2)    En cas de réponse affirmative à la question n°1, le règlement n°67/67 C.E.E. de la Commission du 22 mars 1967 concernant l’application de l’article 85, par. 3, du traité à des catégories d’accords d’exclusivité, est-il applicable à de tels contrats ?
3)    En cas de réponse affirmative à la question n°2 :
a)    Le règlement d’exemption par catégorie est-il également applicable dans le cas où participent d’un côté au contrat plusieurs entreprises juridiquement autonomes mais économiquement liées entre elles, qui forment au regard du contrat une entité économique ?
b)    Le règlement d’exemption par catégorie, et notamment son article 2, par. 1,c), recouvre-t-il l’obligation incombant au franchisé de ne faire de la publicité qu’après approbation du franchiseur, en accord avec la publicité de celui-ci et en utilisant le matériel publicitaire mis à sa disposition par le franchiseur, et en général d’appliquer les méthodes  commerciales du franchiseur ? Le fait que le matériel publicitaire du franchiseur mentionne des prix indicatifs est-il important dans ce contexte ?

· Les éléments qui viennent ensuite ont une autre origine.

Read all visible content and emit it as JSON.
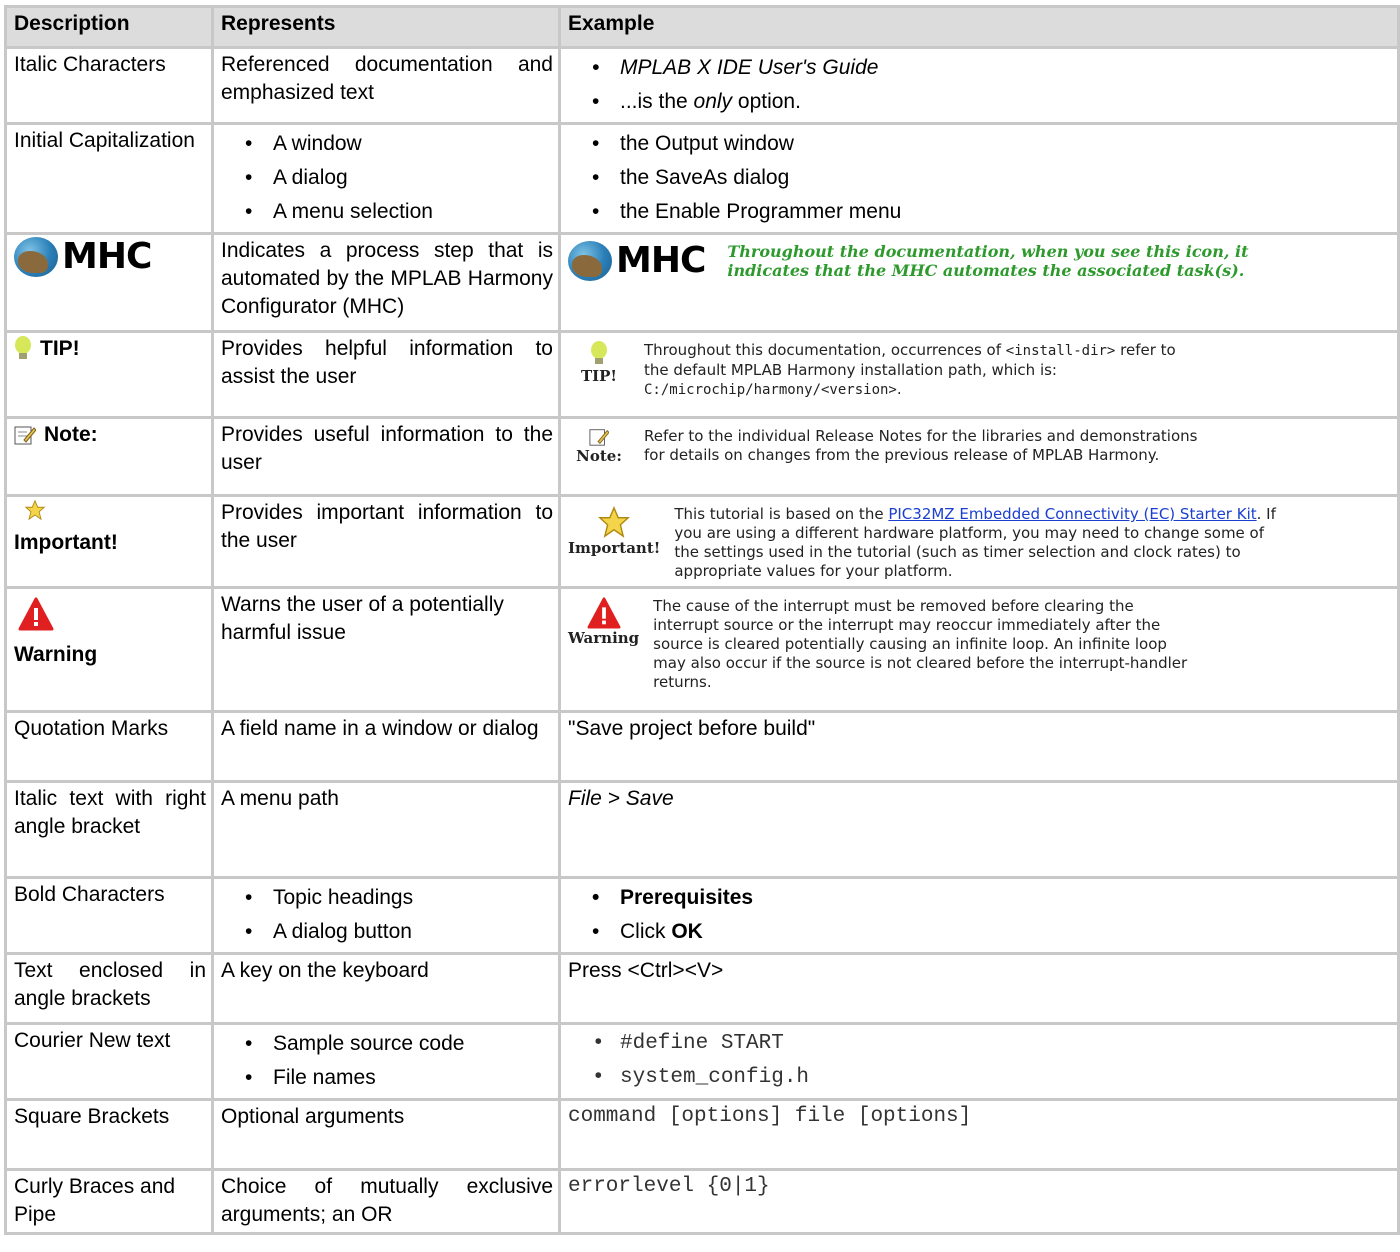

c)    Le règlement d’exemption par catégorie, et notamment ses articles 1, par. 1_b), 2 par. 1_a) et 2 par. 2_b), recouvre-t-il l’obligation incombant au franchisé de distribuer les produits visés au contrat exclusivement  ou au moins en majeure partie dans un local commercial précis, spécialement aménagé à cet effet ?
d)    Le règlement d’exemption par catégorie, et notamment son article 1 par. 1_b), recouvre-t-il l’obligation incombant au franchisé, tenu principalement de s’approvisionner exclusivement auprès du franchiseur, de ne s’approvisionner, pour la part « libre » des produits visés au contrat, qu’auprès de fournisseurs agréés par le franchiseur ?

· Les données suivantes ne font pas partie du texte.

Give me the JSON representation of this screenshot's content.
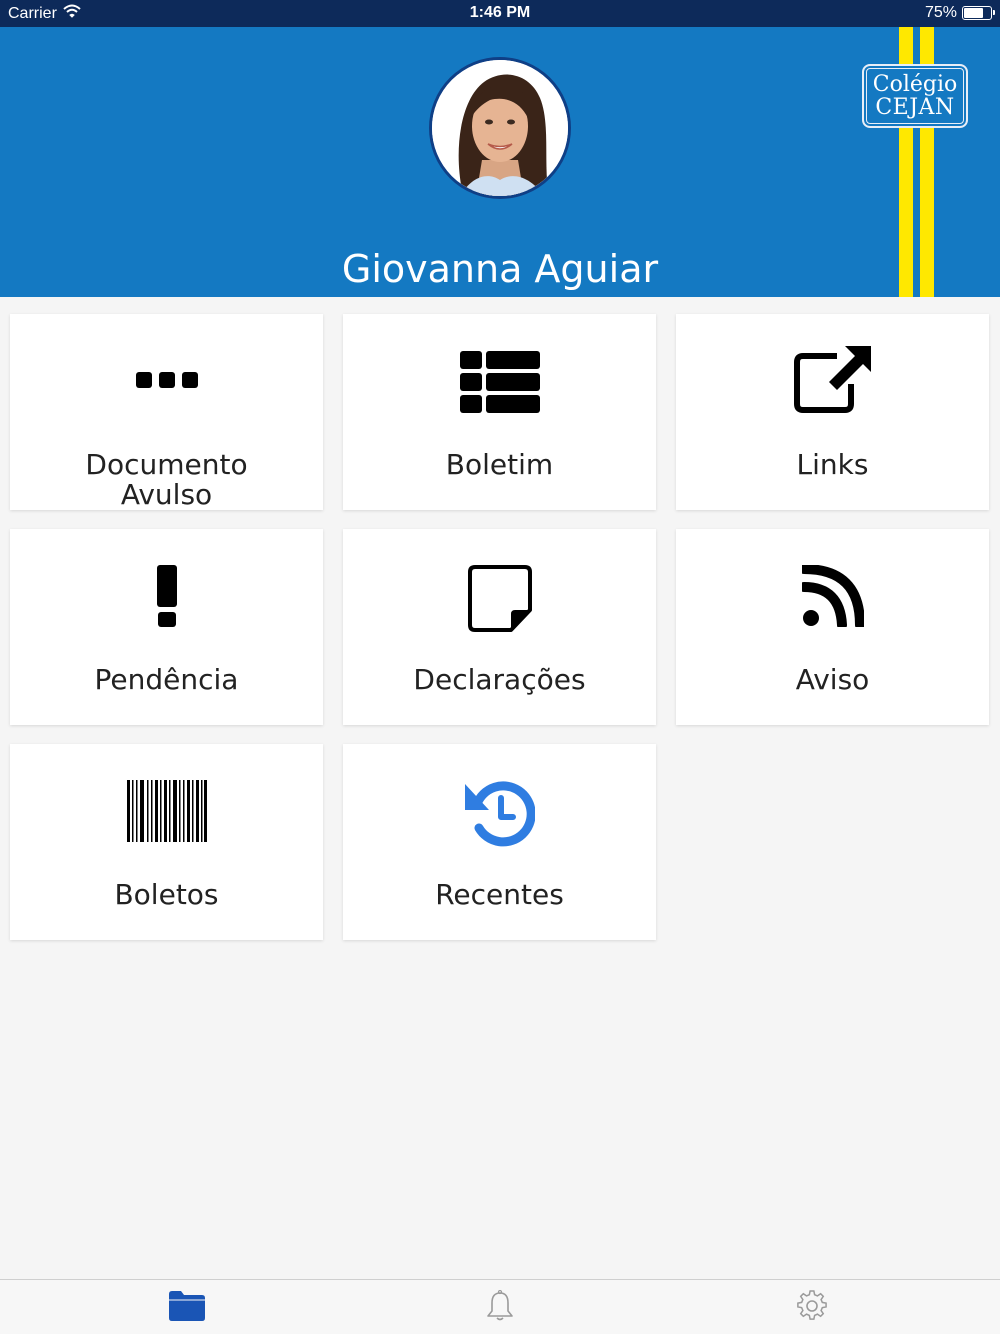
{
  "status_bar": {
    "carrier": "Carrier",
    "time": "1:46 PM",
    "battery_percent": "75%",
    "battery_level": 0.75,
    "wifi_icon": "wifi-icon"
  },
  "header": {
    "user_name": "Giovanna Aguiar",
    "logo": {
      "line1": "Colégio",
      "line2": "CEJAN"
    },
    "colors": {
      "background": "#1479c2",
      "stripes": "#ffe800",
      "status_bar": "#0d2a5a"
    }
  },
  "menu": {
    "items": [
      {
        "label_line1": "Documento",
        "label_line2": "Avulso",
        "icon": "ellipsis-icon"
      },
      {
        "label": "Boletim",
        "icon": "list-icon"
      },
      {
        "label": "Links",
        "icon": "external-link-icon"
      },
      {
        "label": "Pendência",
        "icon": "exclamation-icon"
      },
      {
        "label": "Declarações",
        "icon": "sticky-note-icon"
      },
      {
        "label": "Aviso",
        "icon": "rss-icon"
      },
      {
        "label": "Boletos",
        "icon": "barcode-icon"
      },
      {
        "label": "Recentes",
        "icon": "history-icon",
        "icon_color": "#2f7de1"
      }
    ]
  },
  "tabbar": {
    "tabs": [
      {
        "icon": "folder-icon",
        "active": true,
        "color": "#1a55b5"
      },
      {
        "icon": "bell-icon",
        "active": false,
        "color": "#9a9a9a"
      },
      {
        "icon": "gear-icon",
        "active": false,
        "color": "#9a9a9a"
      }
    ]
  }
}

e)    Le règlement d’exemption par catégorie admet-il l’obligation incombant au franchiseur de soutenir le franchisé en matière commerciale, publicitaire et professionnelle ?

Par ces motifs,
La Cour,
Statuant sur les questions à elle soumises par le Bundesgerichtshof, par ordonnance du 15 mai 1984, dit pour droit :
a)    La comptabilité  des contrats de distribution avec l’article 85, paragraphe 1er, est fonction des clauses que contiennent ces contrats et du contexte économique dans lequel ils s’insèrent ;
b)    Les clauses qui sont indispensables pour empêcher que le savoir-faire transmis et l’assistance apportée par le franchiseur profitent à des concurrents, ne constituent pas des restrictions de la concurrence au sens de l’article 85, paragraphe 1er ;
c)    Les clauses qui organisent le contrôle indispensable à la préservation de l’identité et de la réputation du réseau qui est symbolisé par l’enseigne, ne constituent pas non plus des restrictions de la concurrence au sens de l’article 85, paragraphe 1er ;
d)    Les clauses qui réalisent un partage des marchés entre franchiseur et franchisés ou entre franchisés, constituent des restrictions de la concurrence au sens de l’article 85, paragraphe 1er ;
e)    Le fait pour le franchiseur de communique au franchisé des prix indicatifs n’est pas constitutif d’une restriction de la concurrence à la condition qu’il n’y est pas entre le franchiseur et les franchisés ou entre les franchisés une pratique concertée en vue de l’application effective de ces prix ;
f)    Les contrats de franchise de distribution qui contiennent des clauses réalisant un partage des marchés entre franchiseur et franchisé ou entre franchisés, sont susceptibles d’affecter le commerce entre Etats membres.
Le règlement numéro 67/67 n’est pas applicable à des contrats de franchise de distribution tels que ceux qui ont été examinés dans le cadre de la présente procédure.